Dans les travaux portant sur les troubles psychiatriques, environ un patient sur trois souffrait d’anxiété généralisée, un sur quatre de troubles du sommeil, un sur cinq de dépression, et un sur huit présentait un trouble de stress post-traumatique.

Short-term and Long-term Rates of Postacute Sequelae of SARS-CoV-2 Infection: A Systematic Review JAMA Network 10/2021

Même si les pistes physiopathologiques commencent à se dessiner, il persiste beaucoup d’incertitudes sur l’enchaînement des causes du Covid long.

Les recherches actuelles laissent entrevoir la découverte de marqueurs biologiques de Covid long qui rendraient possible la réalisation d’études interventionnelles.

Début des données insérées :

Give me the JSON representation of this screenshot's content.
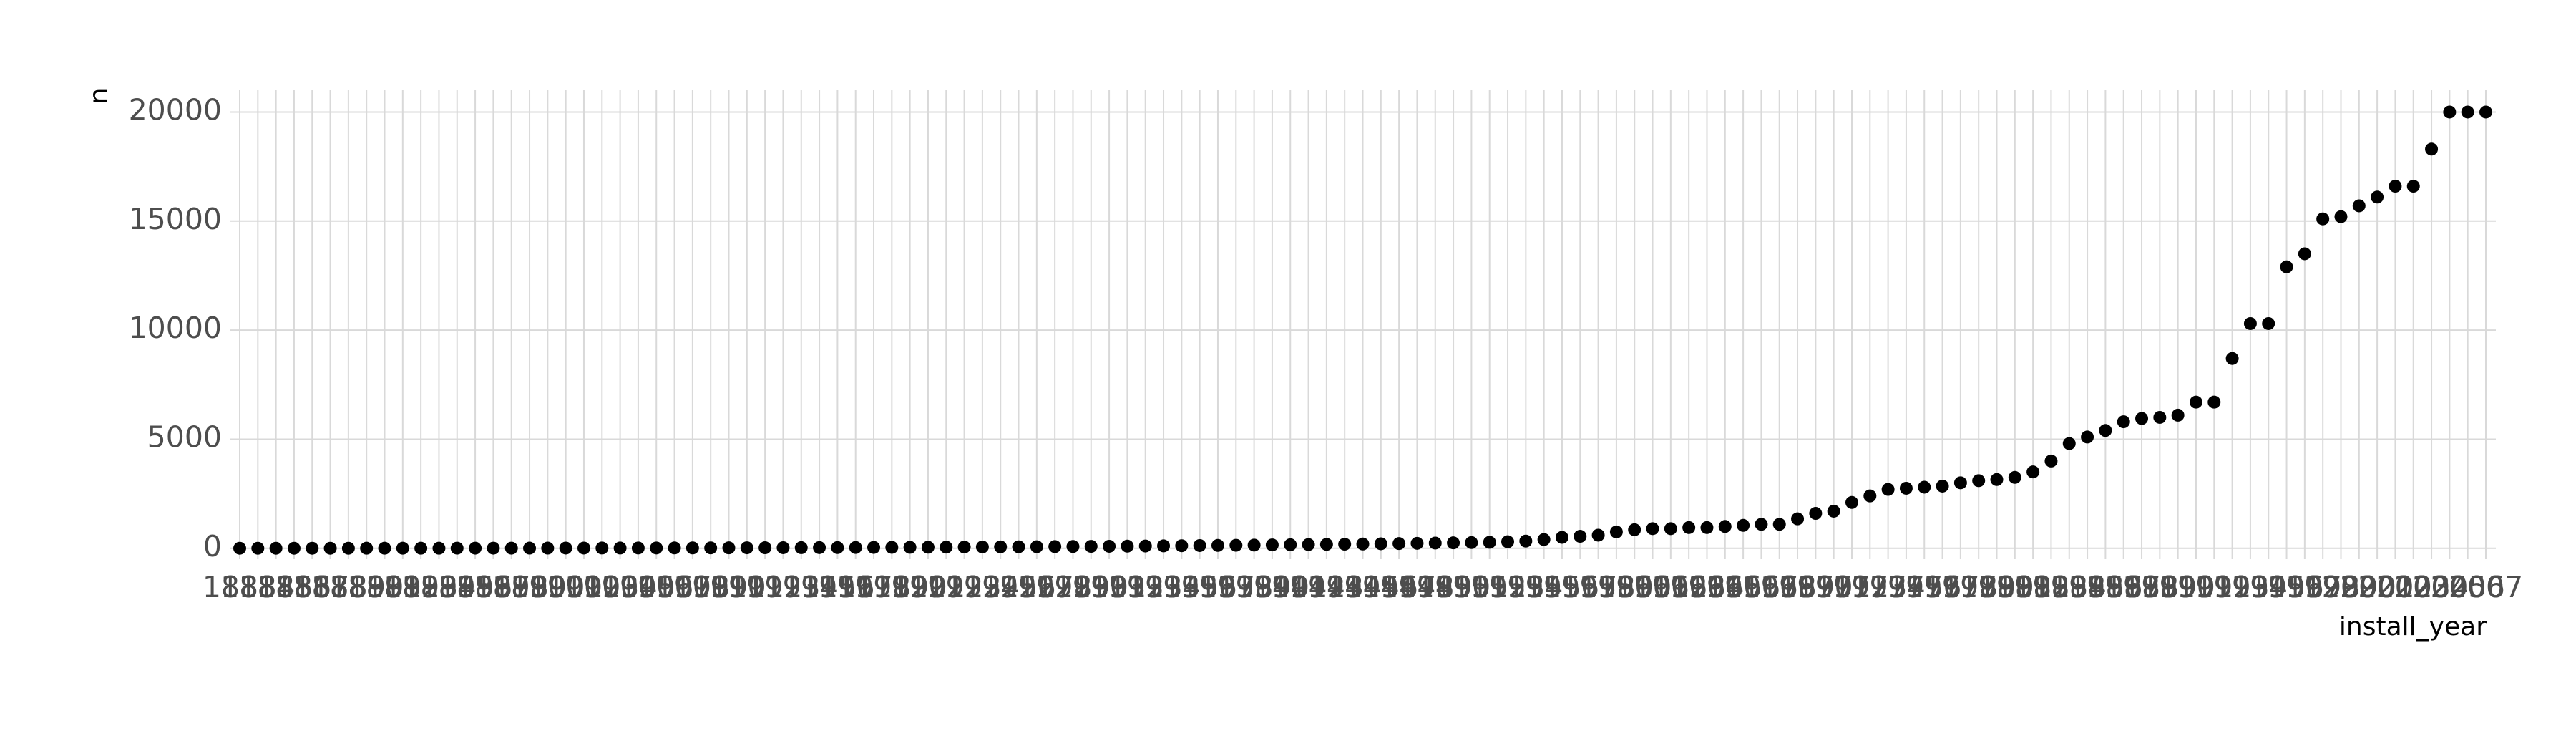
{
  "chart_data": {
    "type": "scatter",
    "x_label": "install_year",
    "y_label": "n",
    "categories": [
      "1883",
      "1884",
      "1885",
      "1886",
      "1887",
      "1888",
      "1889",
      "1890",
      "1891",
      "1892",
      "1893",
      "1894",
      "1895",
      "1896",
      "1897",
      "1898",
      "1899",
      "1900",
      "1901",
      "1902",
      "1903",
      "1904",
      "1905",
      "1906",
      "1907",
      "1908",
      "1909",
      "1910",
      "1911",
      "1912",
      "1913",
      "1914",
      "1915",
      "1916",
      "1917",
      "1918",
      "1919",
      "1920",
      "1921",
      "1922",
      "1923",
      "1924",
      "1925",
      "1926",
      "1927",
      "1928",
      "1929",
      "1930",
      "1931",
      "1932",
      "1933",
      "1934",
      "1935",
      "1936",
      "1937",
      "1938",
      "1939",
      "1940",
      "1941",
      "1942",
      "1943",
      "1944",
      "1945",
      "1946",
      "1947",
      "1948",
      "1949",
      "1950",
      "1951",
      "1952",
      "1953",
      "1954",
      "1955",
      "1956",
      "1957",
      "1958",
      "1959",
      "1960",
      "1961",
      "1962",
      "1963",
      "1964",
      "1965",
      "1966",
      "1967",
      "1968",
      "1969",
      "1970",
      "1971",
      "1972",
      "1973",
      "1974",
      "1975",
      "1976",
      "1977",
      "1978",
      "1979",
      "1980",
      "1981",
      "1982",
      "1983",
      "1984",
      "1985",
      "1986",
      "1987",
      "1988",
      "1989",
      "1990",
      "1991",
      "1992",
      "1993",
      "1994",
      "1995",
      "1996",
      "1997",
      "1998",
      "1999",
      "2000",
      "2001",
      "2002",
      "2003",
      "2004",
      "2005",
      "2006",
      "2007"
    ],
    "values": [
      1,
      1,
      1,
      1,
      2,
      2,
      2,
      3,
      3,
      3,
      4,
      4,
      5,
      5,
      6,
      6,
      7,
      8,
      9,
      10,
      11,
      12,
      13,
      14,
      15,
      17,
      18,
      20,
      22,
      24,
      26,
      28,
      30,
      33,
      36,
      39,
      42,
      45,
      48,
      52,
      56,
      60,
      64,
      68,
      72,
      77,
      82,
      87,
      92,
      98,
      104,
      110,
      117,
      124,
      131,
      138,
      146,
      154,
      162,
      170,
      179,
      188,
      197,
      207,
      217,
      228,
      239,
      250,
      262,
      275,
      300,
      330,
      400,
      500,
      550,
      600,
      750,
      850,
      900,
      900,
      950,
      950,
      1000,
      1050,
      1100,
      1100,
      1350,
      1600,
      1700,
      2100,
      2400,
      2700,
      2750,
      2800,
      2850,
      3000,
      3100,
      3150,
      3250,
      3500,
      4000,
      4800,
      5100,
      5400,
      5800,
      5950,
      6000,
      6100,
      6700,
      6700,
      8700,
      10300,
      10300,
      12900,
      13500,
      15100,
      15200,
      15700,
      16100,
      16600,
      16600,
      18300,
      20000,
      20000,
      20000
    ],
    "color": "#000000",
    "ylim": [
      -500,
      21000
    ],
    "yticks": [
      0,
      5000,
      10000,
      15000,
      20000
    ],
    "grid": true
  }
}
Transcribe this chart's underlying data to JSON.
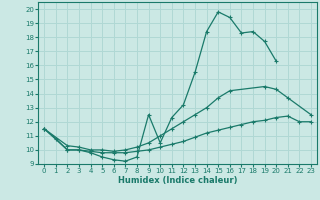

Dans l’attente, les recommandations existantes sont celles de traiter les symptômes et d’éviter les situations risquant de réactiver la maladie (efforts trop importants ou réinfections par exemple).

Pour lutter contre les conséquences de l’inflammation chronique et du syndrome d’activation mastocytaire, des protocoles thérapeutiques évaluant l’impact des antihistaminiques vont notamment être mis en place.

Pour contrer l’état pro thrombotique, l’intérêt des anticoagulants ou d’anti-inflammatoires actifs au niveau vasculaire va être testé.

La rééducation occupe aussi une place primordiale dans la prise en charge : rééducation respiratoire en cas de syndrome d’hyperventilation, olfactive en cas de troubles de l’odorat, neuropsychologique ou orthophonique en cas de troubles cognitifs ou du langage, ergothérapie ou encore d’une réadaptation globale par l’activité physique adaptée dès que le patient s’en sent capable.

Proposer une prise en charge psychologique, voire psychiatrique, quand celle-ci est nécessaire peut être pertinent.

Un point crucial sera la mise à disposition de traitements antiviraux efficaces, pouvant être administrés de façon prolongée, ou qui soient suffisamment puissants pour éradiquer ou contrôler le virus.

Un traitement antiviral qui pourrait être disponible de façon plus large au début de l’infection pourrait également fortement limiter le risque de développement d’un Covid long.